Monday, June 1, 2015
Day 60 - In the Face of Fear
Finding the beauty in every breath.
Fear. It's a powerful thing that invades each of our lives. We can either allow it to rule every breath we take, or it can propel us to live more boldly and with greater purpose. But it also can be the smallest of motivating flames that can fuel the tinder into a raging debilitating destructive blaze.
To say I don't live in fear of Cystic Fibrosis would be a lie. Sure, I wake up in the morning and it's the first thing that I think about and often the last thing that crosses my mind before going to sleep at night, but we all fear that in which we cannot trust and do not fully understand.
Fear is what motivated me to hide CF for 27 years from the world: fear that I would be a burden, fear that people would see the real me, fear that I would end up hurting the people I love, the fear of being seen as different and weak.
But fear was beginning to suffocate me: the more CF was becoming present in my life the more the flames of fear were fueled. Just over a year ago I decided to break the reign fear had over my life. It was no longer going to rule me, but I rule it. So, I opened the door to my life and CF: I began this blog to share the beauty that fills my life and share who I truly am, instead of hiding behind a fear that controlled every breath I took.

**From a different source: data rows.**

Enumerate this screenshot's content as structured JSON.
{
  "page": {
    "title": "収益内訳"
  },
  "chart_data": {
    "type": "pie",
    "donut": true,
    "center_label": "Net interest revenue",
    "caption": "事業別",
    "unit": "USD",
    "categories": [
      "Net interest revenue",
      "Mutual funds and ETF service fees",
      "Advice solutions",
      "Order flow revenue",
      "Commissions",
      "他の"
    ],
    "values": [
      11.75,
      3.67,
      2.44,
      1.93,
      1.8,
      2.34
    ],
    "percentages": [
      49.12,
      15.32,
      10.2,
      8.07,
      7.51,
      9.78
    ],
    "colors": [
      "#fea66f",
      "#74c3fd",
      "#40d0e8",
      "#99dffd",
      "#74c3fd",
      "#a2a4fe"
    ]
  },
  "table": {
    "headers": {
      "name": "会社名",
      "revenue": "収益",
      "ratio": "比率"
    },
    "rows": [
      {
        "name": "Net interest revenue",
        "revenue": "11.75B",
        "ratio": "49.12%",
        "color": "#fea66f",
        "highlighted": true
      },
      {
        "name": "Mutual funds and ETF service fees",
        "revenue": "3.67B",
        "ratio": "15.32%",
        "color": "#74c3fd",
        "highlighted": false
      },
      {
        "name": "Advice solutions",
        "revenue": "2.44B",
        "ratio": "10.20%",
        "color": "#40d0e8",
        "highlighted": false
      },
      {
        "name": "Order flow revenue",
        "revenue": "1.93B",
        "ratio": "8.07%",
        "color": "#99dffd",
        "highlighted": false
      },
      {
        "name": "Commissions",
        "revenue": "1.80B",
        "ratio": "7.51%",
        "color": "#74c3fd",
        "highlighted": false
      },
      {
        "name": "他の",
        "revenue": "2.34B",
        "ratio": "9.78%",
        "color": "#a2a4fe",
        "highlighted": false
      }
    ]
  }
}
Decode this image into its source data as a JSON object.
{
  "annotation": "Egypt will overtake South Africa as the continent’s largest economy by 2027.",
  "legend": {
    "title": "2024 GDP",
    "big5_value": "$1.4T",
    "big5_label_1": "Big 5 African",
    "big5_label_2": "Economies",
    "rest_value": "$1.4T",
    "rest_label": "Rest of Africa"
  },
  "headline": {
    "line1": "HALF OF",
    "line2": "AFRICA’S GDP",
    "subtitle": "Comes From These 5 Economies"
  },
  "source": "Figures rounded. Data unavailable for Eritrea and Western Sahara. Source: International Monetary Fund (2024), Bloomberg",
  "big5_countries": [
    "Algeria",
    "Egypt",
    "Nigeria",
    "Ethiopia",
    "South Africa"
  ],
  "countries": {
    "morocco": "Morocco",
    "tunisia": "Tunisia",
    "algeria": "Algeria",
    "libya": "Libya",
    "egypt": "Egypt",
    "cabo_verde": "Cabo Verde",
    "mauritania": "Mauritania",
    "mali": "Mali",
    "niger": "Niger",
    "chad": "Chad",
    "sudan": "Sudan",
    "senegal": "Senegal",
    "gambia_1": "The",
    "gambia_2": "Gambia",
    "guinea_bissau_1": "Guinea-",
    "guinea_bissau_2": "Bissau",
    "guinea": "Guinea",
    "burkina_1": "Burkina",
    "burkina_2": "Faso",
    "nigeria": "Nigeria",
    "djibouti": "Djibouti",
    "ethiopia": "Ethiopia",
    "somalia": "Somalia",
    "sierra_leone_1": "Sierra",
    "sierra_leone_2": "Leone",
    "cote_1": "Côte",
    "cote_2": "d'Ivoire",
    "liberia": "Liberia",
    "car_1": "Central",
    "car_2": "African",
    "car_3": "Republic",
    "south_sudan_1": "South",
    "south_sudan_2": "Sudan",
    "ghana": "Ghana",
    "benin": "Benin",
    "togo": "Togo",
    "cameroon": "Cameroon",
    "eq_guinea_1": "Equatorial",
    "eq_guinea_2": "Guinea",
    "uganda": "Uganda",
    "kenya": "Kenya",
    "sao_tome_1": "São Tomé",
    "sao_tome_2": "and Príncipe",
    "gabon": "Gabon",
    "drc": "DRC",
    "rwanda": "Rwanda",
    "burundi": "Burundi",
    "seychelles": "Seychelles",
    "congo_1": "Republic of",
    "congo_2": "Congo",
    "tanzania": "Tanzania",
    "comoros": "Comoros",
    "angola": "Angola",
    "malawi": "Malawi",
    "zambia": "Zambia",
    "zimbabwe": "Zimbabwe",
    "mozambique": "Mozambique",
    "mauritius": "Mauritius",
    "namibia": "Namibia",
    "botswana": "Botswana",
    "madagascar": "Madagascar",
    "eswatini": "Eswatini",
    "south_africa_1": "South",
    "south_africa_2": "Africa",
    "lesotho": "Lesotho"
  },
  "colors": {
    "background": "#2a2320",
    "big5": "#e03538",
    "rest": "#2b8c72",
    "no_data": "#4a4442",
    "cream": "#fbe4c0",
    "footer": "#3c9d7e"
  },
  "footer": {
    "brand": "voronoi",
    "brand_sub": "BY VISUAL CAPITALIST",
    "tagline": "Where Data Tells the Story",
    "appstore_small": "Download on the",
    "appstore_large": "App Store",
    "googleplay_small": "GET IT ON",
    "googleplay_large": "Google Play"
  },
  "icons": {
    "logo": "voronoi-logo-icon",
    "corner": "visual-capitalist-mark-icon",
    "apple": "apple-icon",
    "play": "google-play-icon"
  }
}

Little did I know just how that decision would change my life in so many ways. Does fear still course through my veins? Of course, but it's a different type of fear. It's a fear that motivates me to live more thoughtfully. It's a deep stirring fear that motivates me to passionately live in every moment, appreciate every breath that I am given, and love with all that I am.
This weekend over 100 people came together to represent Team Ashley at the Great Strides Walk: each person walking in the face of fear, in the face of CF. Each step a resounding commitment to live. When I begin to think of each beautiful person that was there, the beauty they've brought to each breath, and the selfless support they've given me I am brought to humbled tears. I know there never will be anything that I can say, do, or give that will show how truly grateful I am. There are simply no words that match the generosity, kindness, and genuine goodness I have experienced not only this weekend, but everyday of my life. I am so truly rich because of the people that fill my life: each relationship so unique and irreplaceable. Whatever fear CF may instill within me, I know I am not alone in the fight: each of your steps a lasting impression on my beautiful life.
There is still fear that lives in every cough, every PFT, every tinge of pain, every doctor appointment, every course of antibiotics, and every thought of what the future may hold. But in the face of that fear there is an army of support and love that is unmatchable: you. Fear is not going to paralyze me, but inspire me to truly live. Amidst the fear I choose to breathe bravely. Love to you all.
Thank you. I have no words to match the gratitude I feel for the incredible generosity you've shown me, the endless support you've given, and the beauty you bring to every breath. Thank you for walking with me this weekend, this year, and every day. Without any of you, I wouldn't be here. With all that I am, thank you.
Breathe bravely today and everyday, always finding the beauty in every breath you take.